4 Considerations for Your Summer Co-Parenting Plan

A young girl plays in the water at the beach.

When summer break hits for schools every year, it always feels like it has come so fast! Before you know it, your kids will be out of school for the summer, and your normal routine will be out of commission.

A change in the children’s schedule will likely cause changes to your normal parenting time or shared custody routine. While every family needs to plan for the summer season, it’s especially important for co-parents to plan ahead for the summer routine. 

In formulating summer parenting plans, it is possible that hiccups could arise that run the risk of creating conflict. You might already have plans in mind for when you'd like to take your kids on a trip, while your co-parent might also have similar plans in mind.

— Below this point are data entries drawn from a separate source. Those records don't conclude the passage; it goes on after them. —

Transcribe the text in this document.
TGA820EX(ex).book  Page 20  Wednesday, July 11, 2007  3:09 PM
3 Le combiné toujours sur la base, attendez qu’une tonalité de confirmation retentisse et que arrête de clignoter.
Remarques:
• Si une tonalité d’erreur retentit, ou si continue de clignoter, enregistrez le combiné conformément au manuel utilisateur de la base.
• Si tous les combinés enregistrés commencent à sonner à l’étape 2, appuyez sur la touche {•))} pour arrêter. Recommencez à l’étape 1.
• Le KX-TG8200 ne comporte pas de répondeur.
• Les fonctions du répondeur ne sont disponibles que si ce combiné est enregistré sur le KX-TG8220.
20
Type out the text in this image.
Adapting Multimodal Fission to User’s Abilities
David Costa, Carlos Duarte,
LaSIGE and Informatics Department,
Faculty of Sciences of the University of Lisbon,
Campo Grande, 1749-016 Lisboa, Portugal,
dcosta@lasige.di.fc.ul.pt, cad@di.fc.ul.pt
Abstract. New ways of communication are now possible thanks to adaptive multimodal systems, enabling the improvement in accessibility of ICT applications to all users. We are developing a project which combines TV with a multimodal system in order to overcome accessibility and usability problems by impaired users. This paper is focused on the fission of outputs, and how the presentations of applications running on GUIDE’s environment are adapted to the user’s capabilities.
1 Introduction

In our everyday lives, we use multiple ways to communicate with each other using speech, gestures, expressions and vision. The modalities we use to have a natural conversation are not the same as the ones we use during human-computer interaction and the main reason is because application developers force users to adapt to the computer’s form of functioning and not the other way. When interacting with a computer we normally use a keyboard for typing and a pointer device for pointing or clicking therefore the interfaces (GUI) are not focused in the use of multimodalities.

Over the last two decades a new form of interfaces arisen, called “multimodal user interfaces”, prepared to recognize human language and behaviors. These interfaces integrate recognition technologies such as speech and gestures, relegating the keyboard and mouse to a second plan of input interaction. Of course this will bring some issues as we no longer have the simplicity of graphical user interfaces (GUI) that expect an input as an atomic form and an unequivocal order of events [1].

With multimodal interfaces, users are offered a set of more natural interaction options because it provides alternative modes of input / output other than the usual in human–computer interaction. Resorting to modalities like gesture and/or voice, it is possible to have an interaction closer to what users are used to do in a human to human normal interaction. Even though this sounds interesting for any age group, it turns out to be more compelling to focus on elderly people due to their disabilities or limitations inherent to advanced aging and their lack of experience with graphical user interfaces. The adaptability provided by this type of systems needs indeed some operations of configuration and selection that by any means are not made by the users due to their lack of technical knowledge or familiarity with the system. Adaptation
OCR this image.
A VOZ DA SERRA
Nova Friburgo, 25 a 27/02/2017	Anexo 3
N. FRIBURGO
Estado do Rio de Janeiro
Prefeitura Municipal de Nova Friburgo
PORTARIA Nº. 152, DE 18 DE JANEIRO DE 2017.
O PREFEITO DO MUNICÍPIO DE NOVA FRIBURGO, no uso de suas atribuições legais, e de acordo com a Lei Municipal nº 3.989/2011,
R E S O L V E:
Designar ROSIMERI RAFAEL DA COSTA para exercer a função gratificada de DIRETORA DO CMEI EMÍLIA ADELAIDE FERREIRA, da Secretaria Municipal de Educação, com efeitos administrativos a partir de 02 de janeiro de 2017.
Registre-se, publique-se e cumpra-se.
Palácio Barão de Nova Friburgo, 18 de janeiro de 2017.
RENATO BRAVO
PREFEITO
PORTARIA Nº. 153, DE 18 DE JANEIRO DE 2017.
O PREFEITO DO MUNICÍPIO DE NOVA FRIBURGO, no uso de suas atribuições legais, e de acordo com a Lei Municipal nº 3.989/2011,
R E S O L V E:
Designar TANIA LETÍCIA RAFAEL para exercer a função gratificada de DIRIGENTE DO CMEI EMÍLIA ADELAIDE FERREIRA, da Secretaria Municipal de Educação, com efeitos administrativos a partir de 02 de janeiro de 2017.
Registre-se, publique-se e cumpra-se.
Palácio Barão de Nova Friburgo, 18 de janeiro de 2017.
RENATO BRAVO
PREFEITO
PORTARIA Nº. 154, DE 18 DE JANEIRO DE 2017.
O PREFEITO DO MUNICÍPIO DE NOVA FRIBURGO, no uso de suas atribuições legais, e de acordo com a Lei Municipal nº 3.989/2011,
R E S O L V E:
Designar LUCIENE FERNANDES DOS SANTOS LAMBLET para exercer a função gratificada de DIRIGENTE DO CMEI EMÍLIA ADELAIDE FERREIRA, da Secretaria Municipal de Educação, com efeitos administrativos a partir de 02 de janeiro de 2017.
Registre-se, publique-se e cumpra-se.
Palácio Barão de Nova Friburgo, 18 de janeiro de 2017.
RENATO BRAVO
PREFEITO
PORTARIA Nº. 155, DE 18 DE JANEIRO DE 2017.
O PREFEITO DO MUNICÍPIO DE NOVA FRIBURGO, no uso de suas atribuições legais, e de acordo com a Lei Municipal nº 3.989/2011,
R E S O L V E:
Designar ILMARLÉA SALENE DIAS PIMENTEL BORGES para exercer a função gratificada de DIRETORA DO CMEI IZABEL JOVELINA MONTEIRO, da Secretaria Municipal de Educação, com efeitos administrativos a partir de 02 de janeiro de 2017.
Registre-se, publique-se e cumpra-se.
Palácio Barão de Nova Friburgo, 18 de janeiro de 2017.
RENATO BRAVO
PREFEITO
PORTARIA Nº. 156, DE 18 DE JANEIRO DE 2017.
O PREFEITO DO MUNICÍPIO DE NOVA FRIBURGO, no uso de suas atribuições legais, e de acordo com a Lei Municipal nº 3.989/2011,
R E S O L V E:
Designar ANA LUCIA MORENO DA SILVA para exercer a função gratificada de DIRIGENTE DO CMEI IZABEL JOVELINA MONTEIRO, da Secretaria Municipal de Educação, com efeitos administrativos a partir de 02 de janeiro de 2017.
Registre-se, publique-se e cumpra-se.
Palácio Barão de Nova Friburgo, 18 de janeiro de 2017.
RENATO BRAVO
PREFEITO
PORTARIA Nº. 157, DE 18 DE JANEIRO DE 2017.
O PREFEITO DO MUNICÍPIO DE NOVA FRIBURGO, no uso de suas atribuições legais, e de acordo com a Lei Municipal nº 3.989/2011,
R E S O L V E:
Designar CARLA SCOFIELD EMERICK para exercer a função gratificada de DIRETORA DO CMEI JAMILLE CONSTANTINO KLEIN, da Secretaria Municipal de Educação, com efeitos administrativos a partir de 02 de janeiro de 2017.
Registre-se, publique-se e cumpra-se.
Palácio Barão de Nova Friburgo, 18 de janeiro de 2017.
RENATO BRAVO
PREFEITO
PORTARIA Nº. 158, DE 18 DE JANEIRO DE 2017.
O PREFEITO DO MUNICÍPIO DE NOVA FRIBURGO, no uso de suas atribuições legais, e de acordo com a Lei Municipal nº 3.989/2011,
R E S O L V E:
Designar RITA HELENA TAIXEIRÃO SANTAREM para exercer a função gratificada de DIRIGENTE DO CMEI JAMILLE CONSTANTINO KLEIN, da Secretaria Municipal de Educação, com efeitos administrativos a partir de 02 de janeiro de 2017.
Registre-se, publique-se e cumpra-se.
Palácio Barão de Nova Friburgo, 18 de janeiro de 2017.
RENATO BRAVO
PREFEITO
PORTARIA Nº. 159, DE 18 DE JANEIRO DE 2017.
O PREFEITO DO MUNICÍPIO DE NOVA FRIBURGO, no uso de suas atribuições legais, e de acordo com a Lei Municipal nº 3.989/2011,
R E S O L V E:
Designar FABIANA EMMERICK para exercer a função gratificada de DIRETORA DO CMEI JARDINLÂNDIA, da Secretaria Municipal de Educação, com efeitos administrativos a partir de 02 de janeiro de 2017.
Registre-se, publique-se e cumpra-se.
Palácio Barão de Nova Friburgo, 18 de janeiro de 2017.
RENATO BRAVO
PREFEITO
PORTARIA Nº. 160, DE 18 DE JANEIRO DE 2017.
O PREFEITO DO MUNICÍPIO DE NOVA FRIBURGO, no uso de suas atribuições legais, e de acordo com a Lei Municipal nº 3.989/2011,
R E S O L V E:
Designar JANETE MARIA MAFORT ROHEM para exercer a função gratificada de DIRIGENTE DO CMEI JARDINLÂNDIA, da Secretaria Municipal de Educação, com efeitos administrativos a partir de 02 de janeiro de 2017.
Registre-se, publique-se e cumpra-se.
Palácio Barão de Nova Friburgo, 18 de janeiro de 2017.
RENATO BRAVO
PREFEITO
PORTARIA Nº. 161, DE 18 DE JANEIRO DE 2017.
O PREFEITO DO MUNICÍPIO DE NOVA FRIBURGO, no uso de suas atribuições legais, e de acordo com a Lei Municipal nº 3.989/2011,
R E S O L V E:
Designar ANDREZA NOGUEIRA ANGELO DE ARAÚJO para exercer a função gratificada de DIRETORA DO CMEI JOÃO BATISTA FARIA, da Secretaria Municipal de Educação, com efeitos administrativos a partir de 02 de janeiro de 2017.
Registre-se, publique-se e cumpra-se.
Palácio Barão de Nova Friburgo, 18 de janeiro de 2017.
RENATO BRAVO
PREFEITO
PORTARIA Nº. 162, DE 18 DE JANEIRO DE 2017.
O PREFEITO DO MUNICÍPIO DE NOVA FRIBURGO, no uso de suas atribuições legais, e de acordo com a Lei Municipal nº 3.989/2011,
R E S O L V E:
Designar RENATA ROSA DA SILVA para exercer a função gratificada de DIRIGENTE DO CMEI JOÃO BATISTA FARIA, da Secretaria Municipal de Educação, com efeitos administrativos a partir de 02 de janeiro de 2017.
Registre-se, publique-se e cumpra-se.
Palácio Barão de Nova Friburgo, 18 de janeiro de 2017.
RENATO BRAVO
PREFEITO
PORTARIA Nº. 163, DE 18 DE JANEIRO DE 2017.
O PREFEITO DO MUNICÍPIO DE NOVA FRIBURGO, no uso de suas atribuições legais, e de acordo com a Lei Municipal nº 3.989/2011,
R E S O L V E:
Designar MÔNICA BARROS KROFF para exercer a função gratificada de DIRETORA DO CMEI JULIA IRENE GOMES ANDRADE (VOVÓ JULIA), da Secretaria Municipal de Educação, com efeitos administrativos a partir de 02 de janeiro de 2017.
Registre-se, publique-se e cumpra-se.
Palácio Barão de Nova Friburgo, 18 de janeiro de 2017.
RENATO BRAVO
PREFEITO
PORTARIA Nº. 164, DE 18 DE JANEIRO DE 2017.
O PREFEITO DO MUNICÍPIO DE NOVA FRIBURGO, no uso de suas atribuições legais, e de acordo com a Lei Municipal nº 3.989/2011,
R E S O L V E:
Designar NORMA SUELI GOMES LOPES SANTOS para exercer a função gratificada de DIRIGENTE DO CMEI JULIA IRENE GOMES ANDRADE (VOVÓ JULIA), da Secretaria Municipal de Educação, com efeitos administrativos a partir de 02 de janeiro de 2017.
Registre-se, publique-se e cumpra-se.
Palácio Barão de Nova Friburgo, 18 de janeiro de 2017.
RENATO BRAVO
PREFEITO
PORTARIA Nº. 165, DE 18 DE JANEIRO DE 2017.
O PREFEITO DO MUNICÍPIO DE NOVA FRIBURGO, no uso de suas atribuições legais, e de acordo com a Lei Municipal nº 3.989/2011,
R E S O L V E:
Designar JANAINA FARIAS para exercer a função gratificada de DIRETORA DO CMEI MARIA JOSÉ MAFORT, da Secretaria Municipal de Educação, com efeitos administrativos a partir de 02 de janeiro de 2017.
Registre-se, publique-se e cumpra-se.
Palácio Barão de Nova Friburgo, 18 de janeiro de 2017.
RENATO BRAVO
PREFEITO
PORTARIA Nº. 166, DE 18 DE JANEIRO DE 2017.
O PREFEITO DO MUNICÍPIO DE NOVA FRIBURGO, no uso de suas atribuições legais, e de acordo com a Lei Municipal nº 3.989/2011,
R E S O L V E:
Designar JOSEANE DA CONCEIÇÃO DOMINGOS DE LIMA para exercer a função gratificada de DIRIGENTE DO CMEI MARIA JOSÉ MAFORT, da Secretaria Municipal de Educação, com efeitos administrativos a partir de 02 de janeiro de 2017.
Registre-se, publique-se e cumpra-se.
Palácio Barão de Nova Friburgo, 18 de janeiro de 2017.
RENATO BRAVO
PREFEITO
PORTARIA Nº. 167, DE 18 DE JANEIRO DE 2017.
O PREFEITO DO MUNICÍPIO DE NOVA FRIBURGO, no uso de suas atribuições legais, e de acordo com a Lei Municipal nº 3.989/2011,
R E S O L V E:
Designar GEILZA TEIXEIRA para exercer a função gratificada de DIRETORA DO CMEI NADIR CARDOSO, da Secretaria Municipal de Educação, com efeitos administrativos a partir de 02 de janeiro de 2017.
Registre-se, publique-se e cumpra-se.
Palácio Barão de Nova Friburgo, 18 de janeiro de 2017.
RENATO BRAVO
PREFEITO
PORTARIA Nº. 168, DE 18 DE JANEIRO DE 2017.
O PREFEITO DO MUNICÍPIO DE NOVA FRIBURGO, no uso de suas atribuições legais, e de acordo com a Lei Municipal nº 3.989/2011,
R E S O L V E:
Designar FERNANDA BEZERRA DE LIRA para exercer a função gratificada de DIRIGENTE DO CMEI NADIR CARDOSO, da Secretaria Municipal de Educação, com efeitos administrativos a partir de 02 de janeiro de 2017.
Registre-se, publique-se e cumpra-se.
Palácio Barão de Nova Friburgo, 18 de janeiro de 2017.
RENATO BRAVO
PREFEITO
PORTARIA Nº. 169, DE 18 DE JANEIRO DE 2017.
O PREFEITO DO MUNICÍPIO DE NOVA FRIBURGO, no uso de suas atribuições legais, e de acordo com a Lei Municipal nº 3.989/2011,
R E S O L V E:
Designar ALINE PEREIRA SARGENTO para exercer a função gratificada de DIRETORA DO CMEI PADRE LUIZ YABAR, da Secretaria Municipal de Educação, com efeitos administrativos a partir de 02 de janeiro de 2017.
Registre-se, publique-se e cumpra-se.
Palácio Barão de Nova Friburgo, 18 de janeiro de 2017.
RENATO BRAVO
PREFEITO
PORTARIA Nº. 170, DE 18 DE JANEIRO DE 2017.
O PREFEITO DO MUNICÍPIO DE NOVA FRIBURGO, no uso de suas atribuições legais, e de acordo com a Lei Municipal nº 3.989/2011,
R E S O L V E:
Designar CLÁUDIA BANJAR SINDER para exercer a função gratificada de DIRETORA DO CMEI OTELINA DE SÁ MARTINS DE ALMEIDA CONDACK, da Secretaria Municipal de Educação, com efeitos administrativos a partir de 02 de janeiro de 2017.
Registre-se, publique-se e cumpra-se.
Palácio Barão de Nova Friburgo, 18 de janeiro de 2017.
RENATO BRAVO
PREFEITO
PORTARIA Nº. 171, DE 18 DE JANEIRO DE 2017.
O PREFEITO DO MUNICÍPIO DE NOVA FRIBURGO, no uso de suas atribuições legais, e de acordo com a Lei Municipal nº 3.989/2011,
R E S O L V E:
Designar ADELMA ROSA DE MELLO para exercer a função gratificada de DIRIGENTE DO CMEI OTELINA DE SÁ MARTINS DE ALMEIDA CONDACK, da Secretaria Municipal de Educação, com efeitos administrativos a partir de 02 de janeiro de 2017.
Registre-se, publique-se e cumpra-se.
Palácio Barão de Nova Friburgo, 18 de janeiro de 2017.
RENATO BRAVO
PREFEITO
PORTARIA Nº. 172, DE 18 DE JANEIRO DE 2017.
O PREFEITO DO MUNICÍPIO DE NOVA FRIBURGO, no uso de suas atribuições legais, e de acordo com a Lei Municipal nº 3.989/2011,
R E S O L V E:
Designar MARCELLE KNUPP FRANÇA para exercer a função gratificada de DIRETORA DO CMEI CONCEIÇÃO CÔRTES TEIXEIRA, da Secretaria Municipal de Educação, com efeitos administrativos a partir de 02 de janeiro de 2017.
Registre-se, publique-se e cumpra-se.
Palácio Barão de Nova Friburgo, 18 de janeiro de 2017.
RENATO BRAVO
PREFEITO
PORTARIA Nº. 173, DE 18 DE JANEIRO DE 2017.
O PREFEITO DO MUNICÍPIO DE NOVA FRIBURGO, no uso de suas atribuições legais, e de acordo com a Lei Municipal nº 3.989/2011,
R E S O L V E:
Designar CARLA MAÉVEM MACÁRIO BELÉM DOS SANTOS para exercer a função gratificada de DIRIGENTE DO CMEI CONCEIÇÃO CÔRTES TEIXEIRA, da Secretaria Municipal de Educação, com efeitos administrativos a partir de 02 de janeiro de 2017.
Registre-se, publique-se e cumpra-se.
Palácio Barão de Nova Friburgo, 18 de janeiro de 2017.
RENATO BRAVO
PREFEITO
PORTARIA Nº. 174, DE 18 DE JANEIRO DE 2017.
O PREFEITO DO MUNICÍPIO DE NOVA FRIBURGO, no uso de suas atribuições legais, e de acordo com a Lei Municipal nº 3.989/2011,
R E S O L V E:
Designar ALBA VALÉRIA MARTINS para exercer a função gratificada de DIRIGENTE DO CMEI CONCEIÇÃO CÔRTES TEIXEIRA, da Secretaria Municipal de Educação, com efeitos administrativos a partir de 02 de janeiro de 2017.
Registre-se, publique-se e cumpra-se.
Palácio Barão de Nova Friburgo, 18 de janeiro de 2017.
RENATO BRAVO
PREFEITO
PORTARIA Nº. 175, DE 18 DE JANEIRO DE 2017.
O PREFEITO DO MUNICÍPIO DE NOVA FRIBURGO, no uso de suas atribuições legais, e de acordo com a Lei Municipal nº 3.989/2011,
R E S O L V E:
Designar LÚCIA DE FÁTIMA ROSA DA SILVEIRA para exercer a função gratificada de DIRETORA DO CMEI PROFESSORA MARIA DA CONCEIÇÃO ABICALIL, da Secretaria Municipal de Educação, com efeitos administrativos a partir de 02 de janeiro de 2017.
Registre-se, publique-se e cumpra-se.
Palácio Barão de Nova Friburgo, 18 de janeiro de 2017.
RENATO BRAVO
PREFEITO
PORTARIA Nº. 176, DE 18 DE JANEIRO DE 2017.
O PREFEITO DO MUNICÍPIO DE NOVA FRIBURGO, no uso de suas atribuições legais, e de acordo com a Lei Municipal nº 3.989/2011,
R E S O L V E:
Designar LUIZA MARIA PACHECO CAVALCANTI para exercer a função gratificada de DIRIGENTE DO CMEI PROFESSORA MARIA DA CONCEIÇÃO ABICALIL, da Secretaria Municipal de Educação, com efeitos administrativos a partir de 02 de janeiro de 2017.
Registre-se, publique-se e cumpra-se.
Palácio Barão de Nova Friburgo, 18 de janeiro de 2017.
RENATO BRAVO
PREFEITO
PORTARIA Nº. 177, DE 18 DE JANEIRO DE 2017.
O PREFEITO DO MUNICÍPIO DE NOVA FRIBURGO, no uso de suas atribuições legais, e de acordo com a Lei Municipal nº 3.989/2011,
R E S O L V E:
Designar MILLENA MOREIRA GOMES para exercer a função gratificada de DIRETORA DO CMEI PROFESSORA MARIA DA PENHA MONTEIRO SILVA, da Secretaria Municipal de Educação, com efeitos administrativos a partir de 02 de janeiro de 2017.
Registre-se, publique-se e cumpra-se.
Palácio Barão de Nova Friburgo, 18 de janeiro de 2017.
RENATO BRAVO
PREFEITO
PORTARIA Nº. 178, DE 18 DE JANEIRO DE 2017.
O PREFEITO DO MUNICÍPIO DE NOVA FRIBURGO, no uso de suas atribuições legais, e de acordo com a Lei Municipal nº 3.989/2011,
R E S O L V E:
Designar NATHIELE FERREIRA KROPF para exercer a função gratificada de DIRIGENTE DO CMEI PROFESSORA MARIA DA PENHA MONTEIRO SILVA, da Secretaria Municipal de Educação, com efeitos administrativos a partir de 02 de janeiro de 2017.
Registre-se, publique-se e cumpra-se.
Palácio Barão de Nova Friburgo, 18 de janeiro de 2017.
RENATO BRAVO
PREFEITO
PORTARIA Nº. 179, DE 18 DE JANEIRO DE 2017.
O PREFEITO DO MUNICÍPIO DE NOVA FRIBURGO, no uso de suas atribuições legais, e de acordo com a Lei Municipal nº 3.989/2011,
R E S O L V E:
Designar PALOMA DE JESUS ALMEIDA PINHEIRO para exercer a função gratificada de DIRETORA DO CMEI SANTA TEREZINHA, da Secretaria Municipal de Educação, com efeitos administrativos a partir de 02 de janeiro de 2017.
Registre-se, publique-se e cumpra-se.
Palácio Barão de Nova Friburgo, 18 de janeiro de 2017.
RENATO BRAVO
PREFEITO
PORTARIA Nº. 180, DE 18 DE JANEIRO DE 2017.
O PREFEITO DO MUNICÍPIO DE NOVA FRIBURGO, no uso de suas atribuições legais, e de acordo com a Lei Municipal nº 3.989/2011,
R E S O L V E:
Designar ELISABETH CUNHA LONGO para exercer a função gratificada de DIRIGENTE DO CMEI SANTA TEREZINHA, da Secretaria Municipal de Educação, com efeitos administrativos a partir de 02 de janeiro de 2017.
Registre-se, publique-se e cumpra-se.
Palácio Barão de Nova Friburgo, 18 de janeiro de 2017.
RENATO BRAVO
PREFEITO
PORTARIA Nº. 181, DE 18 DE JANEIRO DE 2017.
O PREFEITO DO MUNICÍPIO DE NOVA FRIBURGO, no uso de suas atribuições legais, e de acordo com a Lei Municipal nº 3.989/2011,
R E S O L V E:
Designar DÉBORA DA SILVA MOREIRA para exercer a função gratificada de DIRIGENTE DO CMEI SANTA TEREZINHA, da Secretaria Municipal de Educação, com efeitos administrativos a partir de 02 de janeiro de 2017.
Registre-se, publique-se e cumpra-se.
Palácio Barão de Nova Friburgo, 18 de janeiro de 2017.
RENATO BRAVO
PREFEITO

Before these issues have any effect on your children’s actual summertime plans, work out a summer parenting plan with your co-parent well ahead of time.

Check-in early about travel plans

Communicate with your co-parent about your individual vacation plans for the summer. If you open the lines of communication early enough, you may be able to avoid having an argument over conflicting vacation dates.  

Don’t reserve anything until you’ve had a conversation with your co-parent about it. Your dates may already be pretty concrete, but still, let your co-parent know before finalizing any plans.

It is worse to change plans after you have already made reservations than it is to do so beforehand. Plus, telling your co-parent early on about your vacation plans will hopefully allow you to lock down those days without conflict and give your co-parent a better idea as to when they could take their vacation.

Know what your personal schedule will look like

Check your work and social schedules for any plans that could affect your summer custody plan. 

Whether it is a family picnic that you want to bring the kids to or an out of town work conference, get these dates marked on the schedule now. Planning ahead for your personal schedule will allow you to work out any swaps in parenting time well in advance.

Also, take a look at each of your children’s schedules for things like sports games, birthday parties, or other pre-planned events which you know they’ll want to attend. You may even want to attend some of these events with your kids, so discuss these dates with your co-parent. Decide which events you may each attend individually and which you may want to attend together.  

Consider whether daycare is necessary

Plan for summer daycare now, if necessary. With your kids out of school, you might need to consider making arrangements for your kids to attend a daycare program so that your kids are supervised while also having something fun to do each day.  

Some local parks provide summer daycare where counselors plan activities for the kids to do from the morning through late afternoon. Also, across the country, the YMCA offers summer programs where kids can spend the day playing with other kids, going on field trips, doing art projects, and much more.  

Programs such as these range in price, so research local programs near you for options that work for your family. It’s even possible that some of your kids’ friends will be at these programs, too. Talk to the parents of your children’s friends to see what their plans are for the summer.   

See what your kids think

Finally, don't forget to talk to your kids! See if they have anything in mind that they’d like to do this summer, then try and work those ideas into your family's summer schedule.  

Summer vacation is a special time for any kid, so work as hard as you can towards giving your kids the best summer vacation to date!


NOTE: Many state and federal laws use terms like ‘custody’ when referring to arrangements regarding parenting time and decision-making for a child. While this has been the case for many years, these are not the only terms currently used to refer to these topics.

Today, many family law practitioners and even laws within certain states use terms such as ‘parenting arrangements’ or ‘parenting responsibility,’ among others, when referring to matters surrounding legal and physical child custody. You will find these terms as well as custody used on the OurFamilyWizard website.